Daring to Dream

Other Mermaids

Siren


Mermaid-centric TV series Siren premiered in 2018 with a 10-episode first season, and its story is a mish-mash of drama, fantasy, sci-fi and horror. It's set in the small fishing town of Bristol Cove, which has a founding history related to merfolk, though most think that merely myth. That changes when a group of Bristol Cove fishermen capture what they think is a mermaid, and said mermaid's sister, Ryn, travels onto land to rescue her.

Ryn (Eline Powell) is the main mermaid of the show, and after some false starts bonds deeply with the two main human characters: Ben Pownall and Maddie Bishop, a pair of marine conservationists who also happen to be dating. Small-town dynamics play a big part in this show, with Ben's business-oriented family being behind the overfishing that's threatening the merfolk, and Maddie's father being the sheriff that's investigating Ryn's mysterious arrival. There's also Ryn's sister, Donna (Sibongile Mlambo), who's been captured by the military and is understandably terrified and mad at humans. There are other important characters as well, and the changing dynamics between them: trust and mistrust, fascination and hate, all drive the story forward.

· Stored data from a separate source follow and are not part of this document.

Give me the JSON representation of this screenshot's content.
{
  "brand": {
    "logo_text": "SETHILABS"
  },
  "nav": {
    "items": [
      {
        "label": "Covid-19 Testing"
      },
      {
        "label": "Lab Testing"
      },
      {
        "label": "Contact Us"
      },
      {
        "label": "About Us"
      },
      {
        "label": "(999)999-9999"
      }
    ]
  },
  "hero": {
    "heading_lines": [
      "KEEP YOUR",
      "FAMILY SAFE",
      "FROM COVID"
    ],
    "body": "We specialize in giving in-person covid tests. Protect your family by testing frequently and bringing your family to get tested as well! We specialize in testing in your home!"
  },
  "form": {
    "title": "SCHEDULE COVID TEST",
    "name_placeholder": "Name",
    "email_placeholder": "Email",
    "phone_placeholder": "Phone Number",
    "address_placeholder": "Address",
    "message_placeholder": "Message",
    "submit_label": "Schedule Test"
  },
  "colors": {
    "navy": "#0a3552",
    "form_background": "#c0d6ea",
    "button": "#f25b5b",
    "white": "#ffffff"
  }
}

Although the general conceit is familiar (a mermaid traveling onto land for a purpose, leading to a culture clash and threats from those that would do her harm) this show is far less whimsical than most. The stakes are high and it's pretty packed from episode to episode, with close calls and a web of antagonistic relationships tripping everything up. At the center of it all is Eline's wonderful performance as the otherworldly Ryn, supported Sibongile's equally passionate Donna (both characters' names are borrowed from the human world). They're predators, dangerous and powerful, but they have relationships that are as complicated as humans', and they are just as fallible.

In this take on merfolk, their transformations are agonizingly painful and shown in bloody close-up. They literally shed their tails when dry, and need to return to the sea after a time, otherwise they grow sick. Their community is matriarchal and based on physical domination, and they have customs and social rituals, some of them similar to humans. This series is not interested in having its merfolk be classically beautiful; their beauty is sharp-edged and monstrous. Hence the underwater scenes are more eerie and functional, and the tails appear to be mostly CGI.

The show had two more seasons before being sadly canceled, though I haven't watched those seasons.